End of Boston Batting Order Beats Angels : Baseball: Light-hitting Macfarlane and Alicea spark 6-4 Red Sox victory.
ANAHEIM — The Boston Red Sox have a potent lineup featuring speed at the top (Willie McGee or Lee Tinsley), power and precision in the second spot (John Valentin), brute strength in the middle (Mo Vaughn, Jose Canseco) and solid, steady batters in the five and six holes (Tim Naehring, Mike Greenwell).
And at the bottom of the order the Red Sox have the formidable duo of . . . Mike Macfarlane and Luis Alicea? Maybe not to the rest of the American League, but they were to the Angels Monday night.
Macfarlane, a .228 hitter, had a triple, a double and scored two runs, and Alicea, a second baseman hitting .263 with minimal power, homered and scored both times he walked to lead the Red Sox to a 6-4 victory before an announced crowd of 23,943 in Anaheim Stadium.
The loss stopped the Angels’ two-game winning streak and reduced their lead in the AL West to 8 1/2 games over the streaking Texas Rangers.
The Red Sox have won 17 of 19 to open a 12 1/2-game lead in the AL East, Boston’s biggest cushion since 1946. And tonight, they’ll start three-time Cy Young Award winner Roger Clemens and resurgent knuckleballer Tim Wakefield (14-2) will pitch Wednesday night.
Angel starter Brian Anderson (6-5) gave up only six hits in 6 1/3 innings Monday, but he made several critical mistakes--his two biggest were walking Alicea with a runner on third and no outs in the third inning and walking Alicea in the seventh with a runner on second and Alicea squaring to bunt throughout the at-bat.
“Walking the guy in the No. 9 hole twice, that’s just plain dumb,” said Anderson, who had a five-minute, post-game meeting with Manager Marcel Lachemann to discuss his shortcomings. “He’s going to give me an out and I walk him on four or five pitches that weren’t even close.
“Those are the little things that determine close ballgames, and this was a close game.”
Alicea is a little thing (5 feet 9, 177 pounds) who seems to be on a personal crusade against the Angels. The former St. Louis Cardinal infielder, obtained in a trade last December, is batting .478 (11 for 22) against the Angels this season, and three of his six home runs have come in Anaheim Stadium.
Alicea homered in Boston’s 12-1 victory May 27 and again in the Red Sox’s 4-3 victory over the Angels last Thursday. His bases-empty homer in the fifth inning Monday night gave Boston a 3-2 lead.
“There’s no explanation [for why he’s done so well against us], but obviously we haven’t made the right pitches at the right time,” Lachemann said. “He’s a good little player.
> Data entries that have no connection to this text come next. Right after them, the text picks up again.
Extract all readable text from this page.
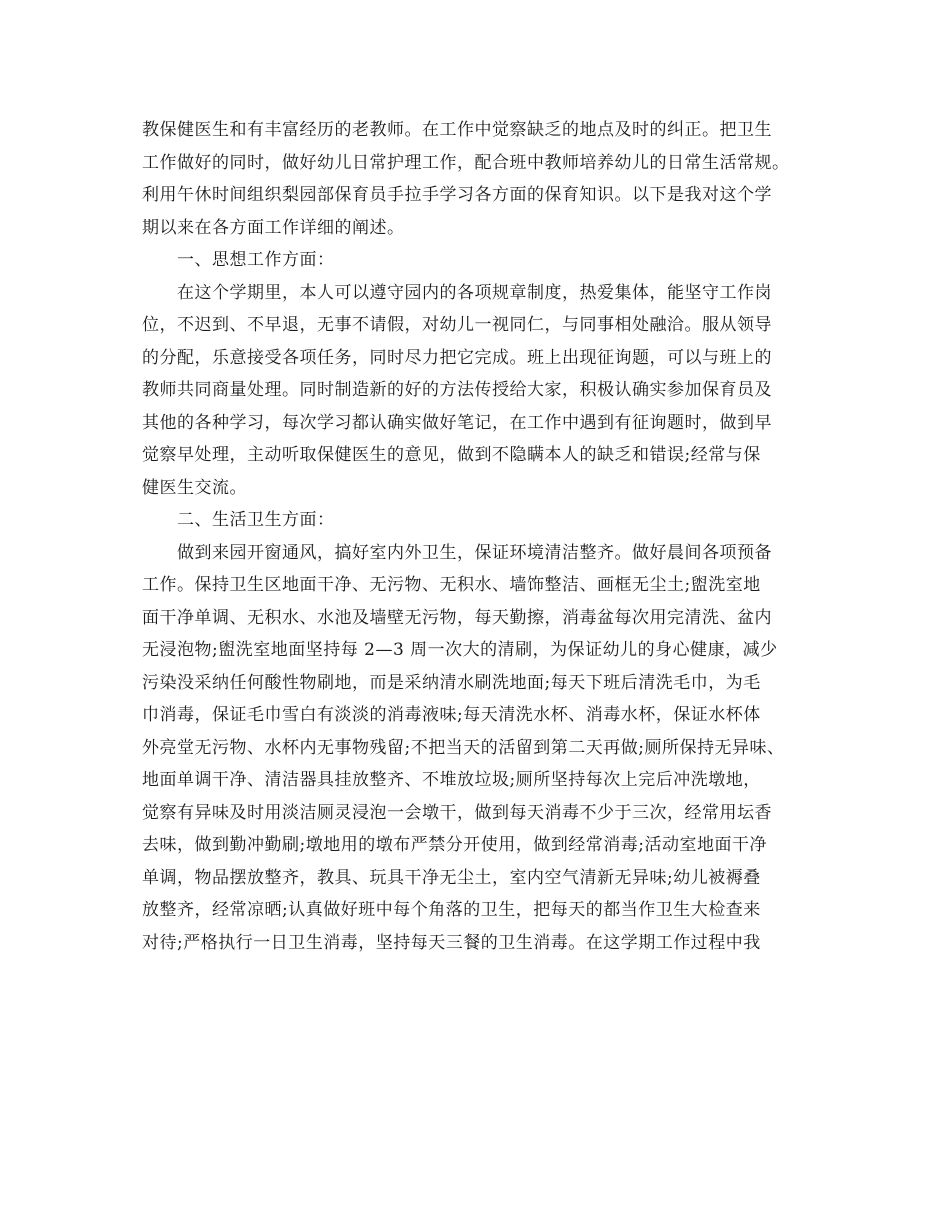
教保健医生和有丰富经历的老教师。在工作中觉察缺乏的地点及时的纠正。把卫生
工作做好的同时，做好幼儿日常护理工作，配合班中教师培养幼儿的日常生活常规。
利用午休时间组织梨园部保育员手拉手学习各方面的保育知识。以下是我对这个学
期以来在各方面工作详细的阐述。
一、思想工作方面：
在这个学期里，本人可以遵守园内的各项规章制度，热爱集体，能坚守工作岗
位，不迟到、不早退，无事不请假，对幼儿一视同仁，与同事相处融洽。服从领导
的分配，乐意接受各项任务，同时尽力把它完成。班上出现征询题，可以与班上的
教师共同商量处理。同时制造新的好的方法传授给大家，积极认确实参加保育员及
其他的各种学习，每次学习都认确实做好笔记，在工作中遇到有征询题时，做到早
觉察早处理，主动听取保健医生的意见，做到不隐瞒本人的缺乏和错误;经常与保
健医生交流。
二、生活卫生方面：
做到来园开窗通风，搞好室内外卫生，保证环境清洁整齐。做好晨间各项预备
工作。保持卫生区地面干净、无污物、无积水、墙饰整洁、画框无尘土;盥洗室地
面干净单调、无积水、水池及墙壁无污物，每天勤擦，消毒盆每次用完清洗、盆内
无浸泡物;盥洗室地面坚持每 2—3 周一次大的清刷，为保证幼儿的身心健康，减少
污染没采纳任何酸性物刷地，而是采纳清水刷洗地面;每天下班后清洗毛巾，为毛
巾消毒，保证毛巾雪白有淡淡的消毒液味;每天清洗水杯、消毒水杯，保证水杯体
外亮堂无污物、水杯内无事物残留;不把当天的活留到第二天再做;厕所保持无异味、
地面单调干净、清洁器具挂放整齐、不堆放垃圾;厕所坚持每次上完后冲洗墩地，
觉察有异味及时用淡洁厕灵浸泡一会墩干，做到每天消毒不少于三次，经常用坛香
去味，做到勤冲勤刷;墩地用的墩布严禁分开使用，做到经常消毒;活动室地面干净
单调，物品摆放整齐，教具、玩具干净无尘土，室内空气清新无异味;幼儿被褥叠
放整齐，经常凉晒;认真做好班中每个角落的卫生，把每天的都当作卫生大检查来
对待;严格执行一日卫生消毒，坚持每天三餐的卫生消毒。在这学期工作过程中我
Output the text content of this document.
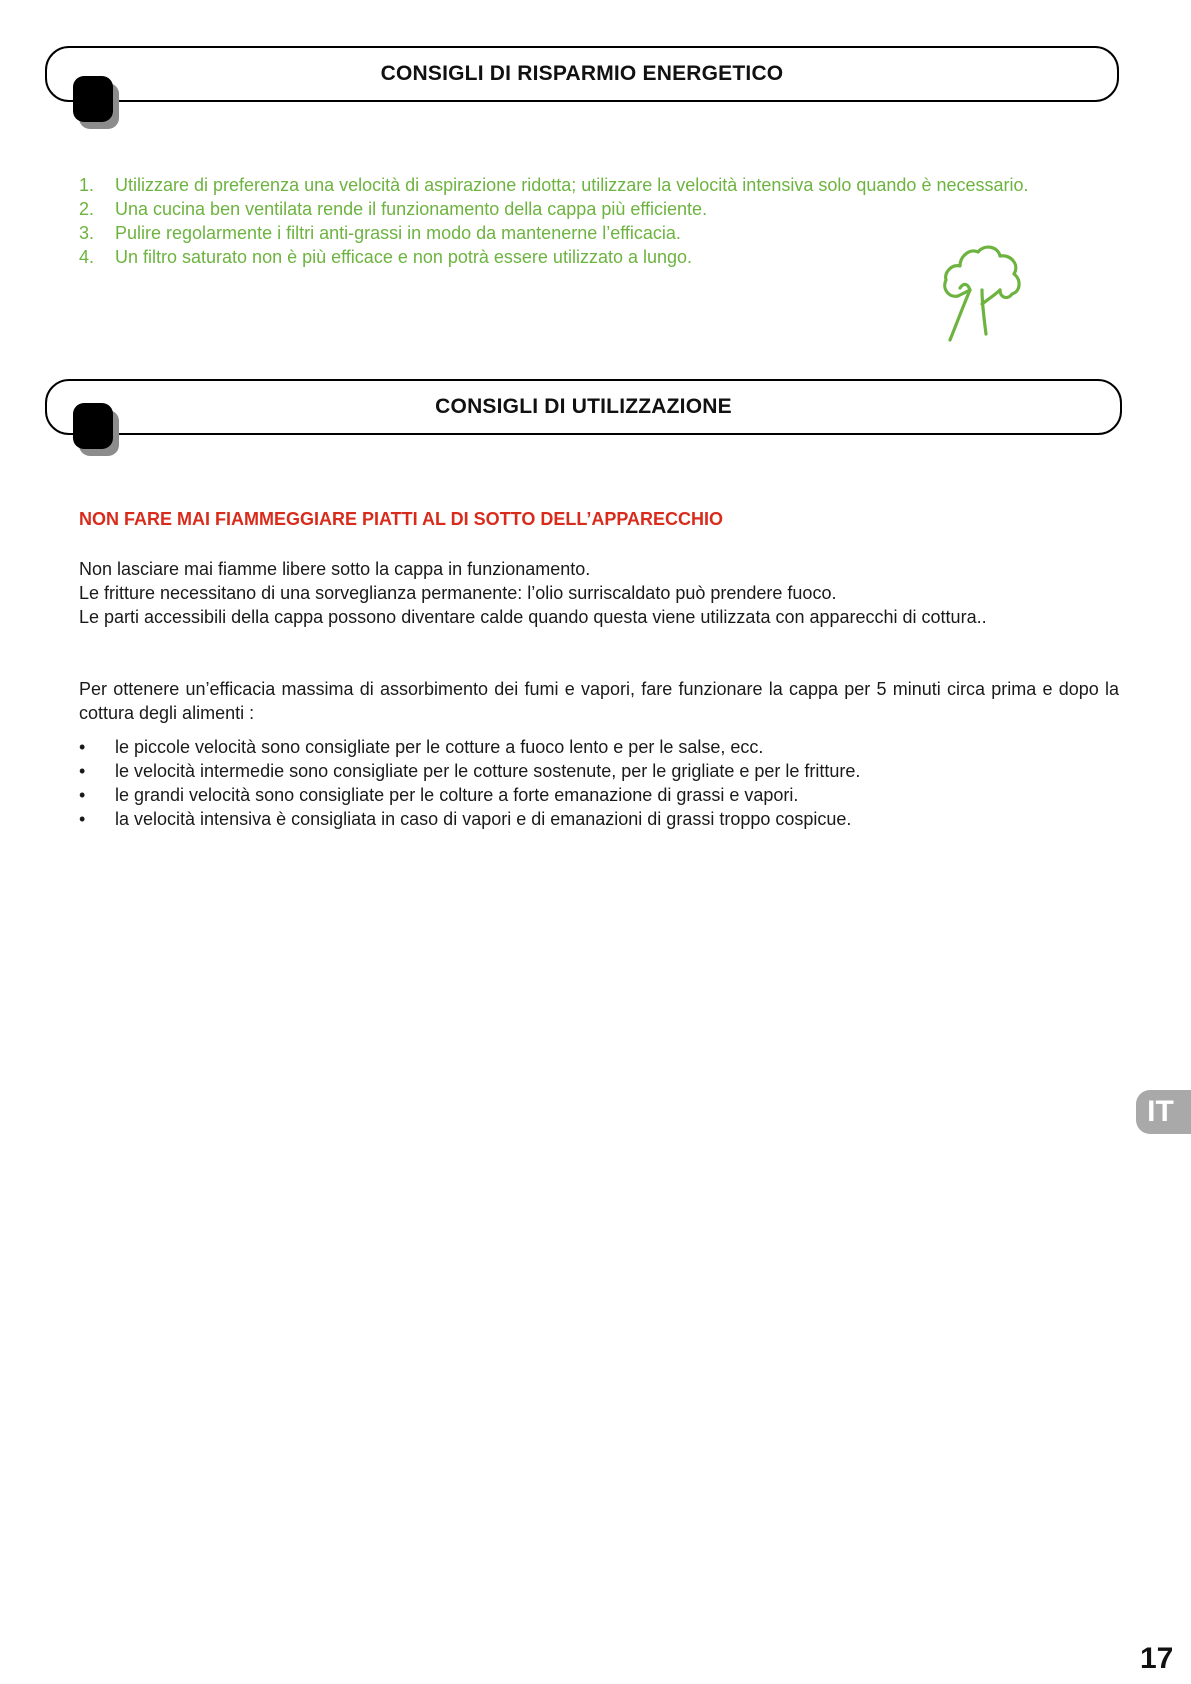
CONSIGLI DI RISPARMIO ENERGETICO
1.	Utilizzare di preferenza una velocità di aspirazione ridotta; utilizzare la velocità intensiva solo quando è necessario.
2.	Una cucina ben ventilata rende il funzionamento della cappa più efficiente.
3.	Pulire regolarmente i filtri anti-grassi in modo da mantenerne l’efficacia.
4.	Un filtro saturato non è più efficace e non potrà essere utilizzato a lungo.
CONSIGLI DI UTILIZZAZIONE
NON FARE MAI FIAMMEGGIARE PIATTI AL DI SOTTO DELL’APPARECCHIO

Non lasciare mai fiamme libere sotto la cappa in funzionamento.

Le fritture necessitano di una sorveglianza permanente: l’olio surriscaldato può prendere fuoco.

Le parti accessibili della cappa possono diventare calde quando questa viene utilizzata con apparecchi di cottura..

Per ottenere un’efficacia massima di assorbimento dei fumi e vapori, fare funzionare la cappa per 5 minuti circa prima e dopo la cottura degli alimenti :
•	le piccole velocità sono consigliate per le cotture a fuoco lento e per le salse, ecc.
•	le velocità intermedie sono consigliate per le cotture sostenute, per le grigliate e per le fritture.
•	le grandi velocità sono consigliate per le colture a forte emanazione di grassi e vapori.
•	la velocità intensiva è consigliata in caso di vapori e di emanazioni di grassi troppo cospicue.
IT
17
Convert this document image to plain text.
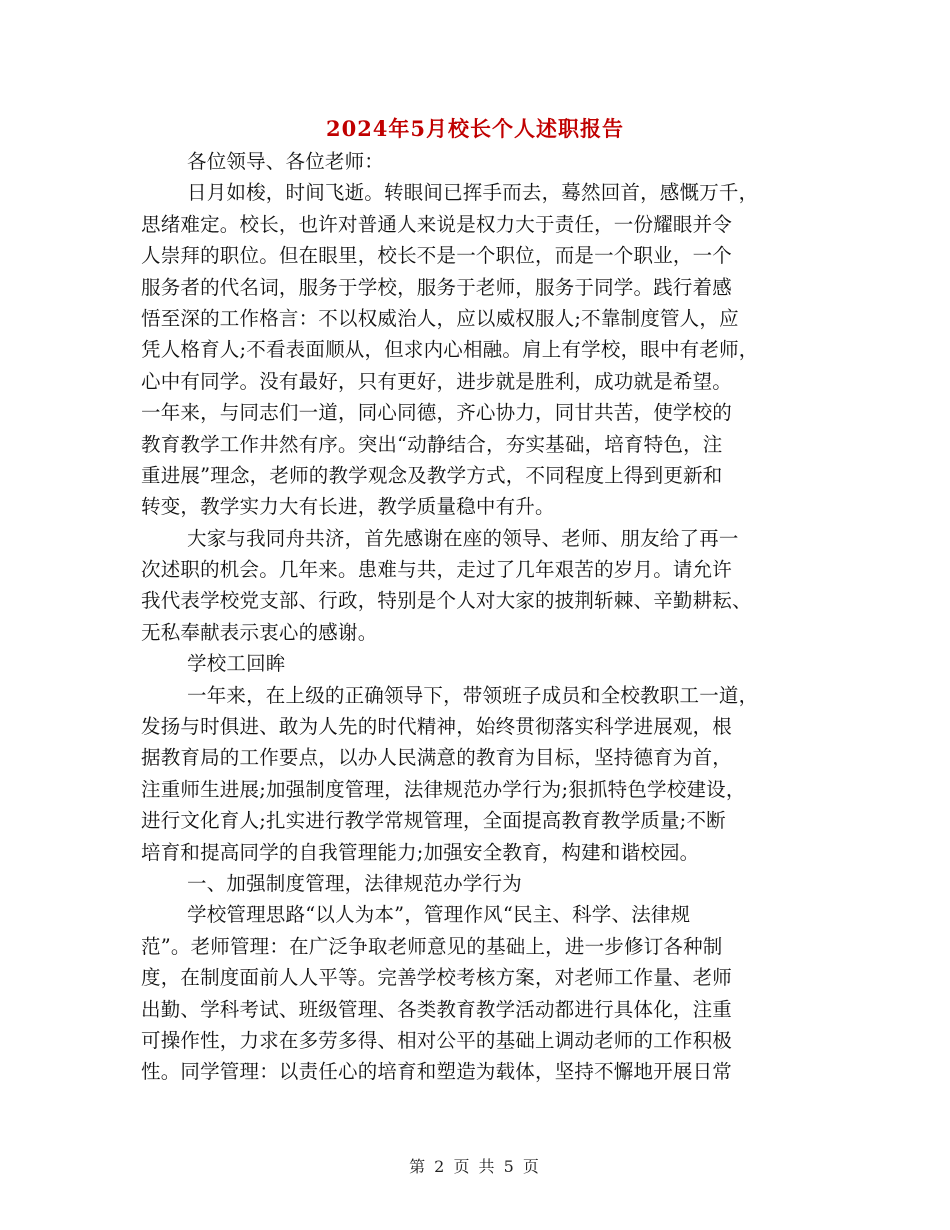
2024年5月校长个人述职报告
各位领导、各位老师：
日月如梭，时间飞逝。转眼间已挥手而去，蓦然回首，感慨万千，
思绪难定。校长，也许对普通人来说是权力大于责任，一份耀眼并令
人崇拜的职位。但在眼里，校长不是一个职位，而是一个职业，一个
服务者的代名词，服务于学校，服务于老师，服务于同学。践行着感
悟至深的工作格言：不以权威治人，应以威权服人;不靠制度管人，应
凭人格育人;不看表面顺从，但求内心相融。肩上有学校，眼中有老师，
心中有同学。没有最好，只有更好，进步就是胜利，成功就是希望。
一年来，与同志们一道，同心同德，齐心协力，同甘共苦，使学校的
教育教学工作井然有序。突出“动静结合，夯实基础，培育特色，注
重进展”理念，老师的教学观念及教学方式，不同程度上得到更新和
转变，教学实力大有长进，教学质量稳中有升。
大家与我同舟共济，首先感谢在座的领导、老师、朋友给了再一
次述职的机会。几年来。患难与共，走过了几年艰苦的岁月。请允许
我代表学校党支部、行政，特别是个人对大家的披荆斩棘、辛勤耕耘、
无私奉献表示衷心的感谢。
学校工回眸
一年来，在上级的正确领导下，带领班子成员和全校教职工一道，
发扬与时俱进、敢为人先的时代精神，始终贯彻落实科学进展观，根
据教育局的工作要点，以办人民满意的教育为目标，坚持德育为首，
注重师生进展;加强制度管理，法律规范办学行为;狠抓特色学校建设，
进行文化育人;扎实进行教学常规管理，全面提高教育教学质量;不断
培育和提高同学的自我管理能力;加强安全教育，构建和谐校园。
一、加强制度管理，法律规范办学行为
学校管理思路“以人为本”，管理作风“民主、科学、法律规
范”。老师管理：在广泛争取老师意见的基础上，进一步修订各种制
度，在制度面前人人平等。完善学校考核方案，对老师工作量、老师
出勤、学科考试、班级管理、各类教育教学活动都进行具体化，注重
可操作性，力求在多劳多得、相对公平的基础上调动老师的工作积极
性。同学管理：以责任心的培育和塑造为载体，坚持不懈地开展日常
第 2 页 共 5 页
He’s hit three home runs against us, and they’ve all hurt.”
So did the one hit by Canseco in the top of the sixth--a bases-empty blast to left that broke a 3-3 tie. The Red Sox added two more in the seventh to take a 6-3 lead.
Macfarlane doubled and Alicea walked to open the inning, and both advanced on McGee’s sacrifice bunt. Lachemann summoned right-hander Mike James to face Valentin, the shortstop who is batting .287 with 21 homers and 72 RBIs.
But Valentin bounced a grounder up the middle that nicked off James’ glove on its way to center field, scoring both runners.
The Angels threatened in the seventh when Greg Myers doubled and took third on Rex Hudler’s single, but Alicea and the Red Sox, who have the league’s worst fielding percentage (.979), turned Tony Phillips’ grounder into the second-base hole into a nifty, 4-6-3 double play.
Myers scored on the double play and Dave Gallagher followed with a walk, but reliever Eric Gunderson got Jim Edmonds to line softly to short, ending the inning.
Alicea, whose throwing error allowed Phillips to score in the third inning, also made a nice play to stop Garret Anderson’s eighth-inning grounder to the hole and throw him out, and Stan Belinda struck out two of three batters in the ninth for his 10th save.
“We don’t look at any game like we’re overmatched,” Boston Manager Kevin Kennedy said. “When you look at our lineup, our bench, our starting pitchers and our relievers, we have every reason to believe we can win every night.”
The Red Sox victory spoiled a fine evening for Phillips, who reached on an error and scored in the first, walked and scored in the third and hit his career-high 20th homer of the season to tie the score, 3-3, in the fifth.
McGee (ground-rule double) and Vaughn (groundout) each knocked in runs in the third to give the Red Sox a 2-1 lead, the Angels tied it in the bottom of the third, and Alicea and Phillips both homered in the fifth.